Wie bereits in unserem Blog berichtet, scheuen sich die Banken vor einem höchstrichterlichen Urteil zum sogenannten „Widerrufsjoker“ sowie zur Fragestellung der Verwirkung von Widerrufsrechten. Zu dieser Vermeidungsstrategie ist letzte Woche ein weiterer Fall hinzugekommen.

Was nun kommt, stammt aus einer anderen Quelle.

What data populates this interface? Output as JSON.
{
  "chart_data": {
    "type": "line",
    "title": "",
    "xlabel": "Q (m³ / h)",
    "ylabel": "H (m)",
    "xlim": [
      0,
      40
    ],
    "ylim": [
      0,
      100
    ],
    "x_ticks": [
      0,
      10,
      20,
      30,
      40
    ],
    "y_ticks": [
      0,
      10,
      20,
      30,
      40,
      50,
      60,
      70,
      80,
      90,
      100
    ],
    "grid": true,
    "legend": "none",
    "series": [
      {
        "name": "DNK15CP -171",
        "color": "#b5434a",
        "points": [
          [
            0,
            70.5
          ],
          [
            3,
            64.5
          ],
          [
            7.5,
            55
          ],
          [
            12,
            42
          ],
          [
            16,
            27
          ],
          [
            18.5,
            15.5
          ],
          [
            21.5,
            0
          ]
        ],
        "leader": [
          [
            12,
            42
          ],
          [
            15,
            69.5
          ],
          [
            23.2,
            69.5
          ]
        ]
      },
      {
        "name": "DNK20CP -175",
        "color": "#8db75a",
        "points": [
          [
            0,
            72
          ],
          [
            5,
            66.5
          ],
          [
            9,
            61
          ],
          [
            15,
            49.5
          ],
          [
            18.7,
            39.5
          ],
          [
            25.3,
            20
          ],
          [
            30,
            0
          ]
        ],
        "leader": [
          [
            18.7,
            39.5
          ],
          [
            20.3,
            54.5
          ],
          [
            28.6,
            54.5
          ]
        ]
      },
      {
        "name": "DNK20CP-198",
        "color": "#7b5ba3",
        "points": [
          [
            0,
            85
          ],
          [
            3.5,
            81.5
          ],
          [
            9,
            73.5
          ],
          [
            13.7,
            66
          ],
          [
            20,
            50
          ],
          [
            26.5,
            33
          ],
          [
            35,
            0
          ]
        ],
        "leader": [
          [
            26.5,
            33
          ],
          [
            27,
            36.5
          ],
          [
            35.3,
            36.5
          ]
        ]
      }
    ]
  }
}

Das OLG Stuttgart hatte – gemäß der wohl überwiegenden Meinung der Oberlandsgerichte – mit Urteil vom 29.9.2015 entschieden, dass ein Widerruf, der erst nach Abwicklung des Darlehensvertrages erfolgte, wirksam, eine Verwirkung dieses Rechts jedoch nicht gegeben sei.

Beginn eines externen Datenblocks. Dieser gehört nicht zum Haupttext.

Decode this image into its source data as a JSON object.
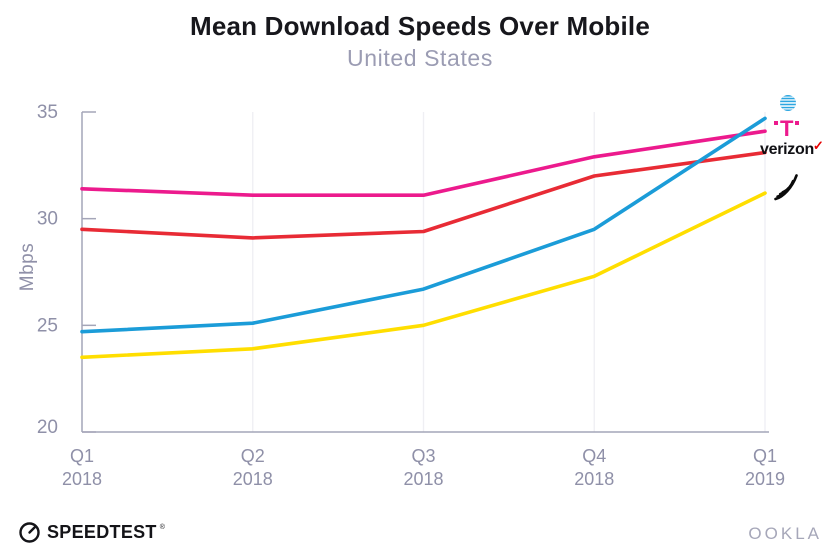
{
  "title": "Mean Download Speeds Over Mobile",
  "subtitle": "United States",
  "chart_data": {
    "type": "line",
    "title": "Mean Download Speeds Over Mobile",
    "subtitle": "United States",
    "xlabel": "",
    "ylabel": "Mbps",
    "ylim": [
      20,
      35
    ],
    "yticks": [
      35,
      30,
      25,
      20
    ],
    "grid": "vertical-only",
    "legend_position": "right",
    "categories": [
      [
        "Q1",
        "2018"
      ],
      [
        "Q2",
        "2018"
      ],
      [
        "Q3",
        "2018"
      ],
      [
        "Q4",
        "2018"
      ],
      [
        "Q1",
        "2019"
      ]
    ],
    "series": [
      {
        "name": "AT&T",
        "color": "#1b9cd8",
        "values": [
          24.7,
          25.1,
          26.7,
          29.5,
          34.7
        ]
      },
      {
        "name": "T-Mobile",
        "color": "#ec1a8d",
        "values": [
          31.4,
          31.1,
          31.1,
          32.9,
          34.1
        ]
      },
      {
        "name": "Verizon",
        "color": "#e82b35",
        "values": [
          29.5,
          29.1,
          29.4,
          32.0,
          33.1
        ]
      },
      {
        "name": "Sprint",
        "color": "#ffde00",
        "values": [
          23.5,
          23.9,
          25.0,
          27.3,
          31.2
        ]
      }
    ]
  },
  "legend": {
    "att_icon": "att-globe-icon",
    "tmobile_t": "T",
    "verizon_text": "verizon",
    "verizon_check": "✓",
    "sprint_icon": "sprint-feather-icon"
  },
  "footer": {
    "speedtest_label": "SPEEDTEST",
    "speedtest_mark": "®",
    "ookla_label": "OOKLA"
  },
  "colors": {
    "att_blue": "#1b9cd8",
    "tmobile_magenta": "#ec1a8d",
    "verizon_red": "#e82b35",
    "sprint_yellow": "#ffde00",
    "verizon_check_red": "#e60000",
    "axis": "#a4a5b8",
    "tick_label": "#8f90a8",
    "grid": "#efeff3",
    "title": "#17171c",
    "subtitle": "#9b9cb3"
  }
}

Auch führt nach Ansicht des OLG Stuttgart eine inhaltliche Bearbeitung dazu, dass  der Verwender sich nicht auf die Musterwiderrufsbelehrung des Gesetzgebers berufen kann.  Auf Grund der unterschiedlichen Rechtsansichten der verschiedenen Oberlandesgerichte (siehe etwa OLG Frankfurt, Urteil vom 7.7.2014 AZ: 23 U  172/13 – allerdings noch nicht Rechtskräftig da der BGH für die Nichtzulassungsbeschwerde  Prozesskostenhilfe gewährt hat: AZ: XI Z A 18/14) wurde ausdrücklich die Revision zugelassen.

Diese wurde auch durch die Bank eingelegt und begründet, da der BGH für den 5. April 2016 einen Termin zur mündlichen Verhandlung festgesetzt hatte.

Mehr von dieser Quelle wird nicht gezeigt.